Feminism, farming and academia

Topics on Twitter this week have included speculation about why more women don’t go into farming and why women are still a minority in academia.  Regarding the latter, much time and energy goes into persuading more women to pursue a research career.  Schools are keen to promote science to girls, but peer pressure still seems to steer a disproportionate number towards the arts, so progress is slow.  Many of the female scientists that I meet are very successful and certainly extremely able but, I have noticed, that they tend to reach important career landmarks rather later than do their male contemporaries.  They may have taken time out to have children of course, and accepted responsibility for most of the child care, usually requiring at least a slowing down of their career progression.  But a significant number seem to have moved into academia after pursuing a career in the “real” world.  I wonder whether it sometimes takes women a while to realise that they genuinely do have what it takes to do this rather scary academic stuff? 

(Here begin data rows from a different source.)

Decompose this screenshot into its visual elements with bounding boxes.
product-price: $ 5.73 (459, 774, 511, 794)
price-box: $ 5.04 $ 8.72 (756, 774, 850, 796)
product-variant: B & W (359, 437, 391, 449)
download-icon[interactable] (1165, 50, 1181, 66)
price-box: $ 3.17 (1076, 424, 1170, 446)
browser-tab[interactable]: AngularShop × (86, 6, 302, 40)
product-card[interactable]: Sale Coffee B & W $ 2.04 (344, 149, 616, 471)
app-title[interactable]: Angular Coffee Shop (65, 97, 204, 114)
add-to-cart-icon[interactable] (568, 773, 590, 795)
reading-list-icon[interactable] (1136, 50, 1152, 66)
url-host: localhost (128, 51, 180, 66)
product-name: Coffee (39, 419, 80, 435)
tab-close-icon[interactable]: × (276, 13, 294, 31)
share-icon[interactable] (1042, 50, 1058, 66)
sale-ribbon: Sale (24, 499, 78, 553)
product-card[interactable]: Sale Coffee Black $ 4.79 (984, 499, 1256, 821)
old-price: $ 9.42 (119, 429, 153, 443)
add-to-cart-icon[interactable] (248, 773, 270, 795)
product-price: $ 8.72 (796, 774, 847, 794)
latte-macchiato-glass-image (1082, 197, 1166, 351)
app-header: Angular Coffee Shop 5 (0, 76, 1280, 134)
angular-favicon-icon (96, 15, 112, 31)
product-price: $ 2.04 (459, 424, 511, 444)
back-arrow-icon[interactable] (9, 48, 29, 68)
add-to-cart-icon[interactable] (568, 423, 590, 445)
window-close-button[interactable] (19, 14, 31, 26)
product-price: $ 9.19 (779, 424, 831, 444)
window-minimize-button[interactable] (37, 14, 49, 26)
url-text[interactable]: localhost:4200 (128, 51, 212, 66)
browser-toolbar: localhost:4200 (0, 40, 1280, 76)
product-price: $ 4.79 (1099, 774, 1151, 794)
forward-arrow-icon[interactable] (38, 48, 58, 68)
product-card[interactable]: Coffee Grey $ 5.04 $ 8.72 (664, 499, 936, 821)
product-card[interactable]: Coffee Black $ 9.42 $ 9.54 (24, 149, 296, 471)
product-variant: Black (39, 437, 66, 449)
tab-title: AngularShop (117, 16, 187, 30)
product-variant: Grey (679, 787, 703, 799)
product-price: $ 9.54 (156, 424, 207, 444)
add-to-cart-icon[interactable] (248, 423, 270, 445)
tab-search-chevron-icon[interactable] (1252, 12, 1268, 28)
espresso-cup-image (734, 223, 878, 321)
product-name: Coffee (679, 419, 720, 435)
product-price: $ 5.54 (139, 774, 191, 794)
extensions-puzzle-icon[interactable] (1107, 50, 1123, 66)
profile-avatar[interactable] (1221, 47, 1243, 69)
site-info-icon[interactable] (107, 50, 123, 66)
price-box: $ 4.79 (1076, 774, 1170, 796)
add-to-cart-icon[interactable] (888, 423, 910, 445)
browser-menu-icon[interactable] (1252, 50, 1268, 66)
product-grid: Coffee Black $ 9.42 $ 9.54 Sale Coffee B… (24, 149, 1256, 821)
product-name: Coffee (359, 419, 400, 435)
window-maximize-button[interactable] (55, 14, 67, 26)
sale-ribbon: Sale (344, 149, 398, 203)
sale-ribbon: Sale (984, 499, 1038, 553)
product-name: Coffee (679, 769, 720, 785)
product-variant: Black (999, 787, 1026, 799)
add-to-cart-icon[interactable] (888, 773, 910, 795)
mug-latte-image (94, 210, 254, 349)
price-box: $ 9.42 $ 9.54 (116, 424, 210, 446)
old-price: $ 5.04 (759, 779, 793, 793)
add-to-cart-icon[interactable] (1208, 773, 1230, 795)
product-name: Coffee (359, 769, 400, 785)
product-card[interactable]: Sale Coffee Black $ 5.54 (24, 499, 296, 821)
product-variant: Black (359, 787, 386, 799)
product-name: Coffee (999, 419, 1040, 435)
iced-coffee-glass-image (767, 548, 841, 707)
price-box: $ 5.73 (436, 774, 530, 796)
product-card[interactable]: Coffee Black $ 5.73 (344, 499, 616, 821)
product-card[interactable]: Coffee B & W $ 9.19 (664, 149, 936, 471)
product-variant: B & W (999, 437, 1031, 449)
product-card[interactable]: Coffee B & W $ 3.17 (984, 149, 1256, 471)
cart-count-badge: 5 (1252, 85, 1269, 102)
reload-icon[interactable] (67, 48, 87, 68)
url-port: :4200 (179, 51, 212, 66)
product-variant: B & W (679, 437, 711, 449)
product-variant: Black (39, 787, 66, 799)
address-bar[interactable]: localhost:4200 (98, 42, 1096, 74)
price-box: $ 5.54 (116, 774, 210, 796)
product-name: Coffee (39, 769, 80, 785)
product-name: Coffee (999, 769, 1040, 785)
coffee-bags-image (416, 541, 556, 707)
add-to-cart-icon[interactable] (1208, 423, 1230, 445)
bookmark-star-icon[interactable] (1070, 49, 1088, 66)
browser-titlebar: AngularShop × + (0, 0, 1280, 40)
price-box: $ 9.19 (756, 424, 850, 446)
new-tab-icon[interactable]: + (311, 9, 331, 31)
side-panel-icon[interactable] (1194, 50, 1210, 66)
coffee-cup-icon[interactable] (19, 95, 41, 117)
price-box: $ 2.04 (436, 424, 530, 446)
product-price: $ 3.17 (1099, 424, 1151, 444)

And as for farming – why aren’t women flocking to join that industry?  Do they just not want to mess up their manicures?  Somehow I doubt that this is the reason.  It's much more obvious.  There really isn't a lot of "employment" on farms nowadays, when so much of the industry is high-tech and mechanised.  Skills are certainly needed, but to be sure of a farming job you would be well-advised to own, or be closely related to someone who owns, a farm.  And my completely unscientific sampling, mainly from Radio 4’s fictional serial “The Archers”, indicates that farms are usually passed down from father to son.  If a daughter wants to farm she has to find a neighbouring farmer's son to marry.  But Ambridge moves on, sometimes rather more rapidly than the real world.  While Jill, the matriarch, spent her days slaving over a hot aga to produce the perfect Dundee cake for the flower and produce show, daughter-in-law Ruth is managing the Brookfield dairy herd and young granddaughter Pip seems poised to bring her entrepreneurial skills to bear on the profitability of the farm as soon as she finishes college.  And even the real world is changing, if slowly.  Farmers' wives are as likely as anyone else to buy their Dundee cakes at the supermarket and it’s certainly becoming accepted that women can do any kind of job, at least in theory.  I now come across men who take equal, or even primary responsibility for caring for their children, and they are to be applauded.  But would many of today's children, if asked to draw “a scientist” and “a farmer” come up with images of women?  I think we have a long way to go before we reach that point. 
As for communications specialists: any professional gathering makes it obvious that women are in the vast majority and men rarely get a look-in, but that’s another day’s blog.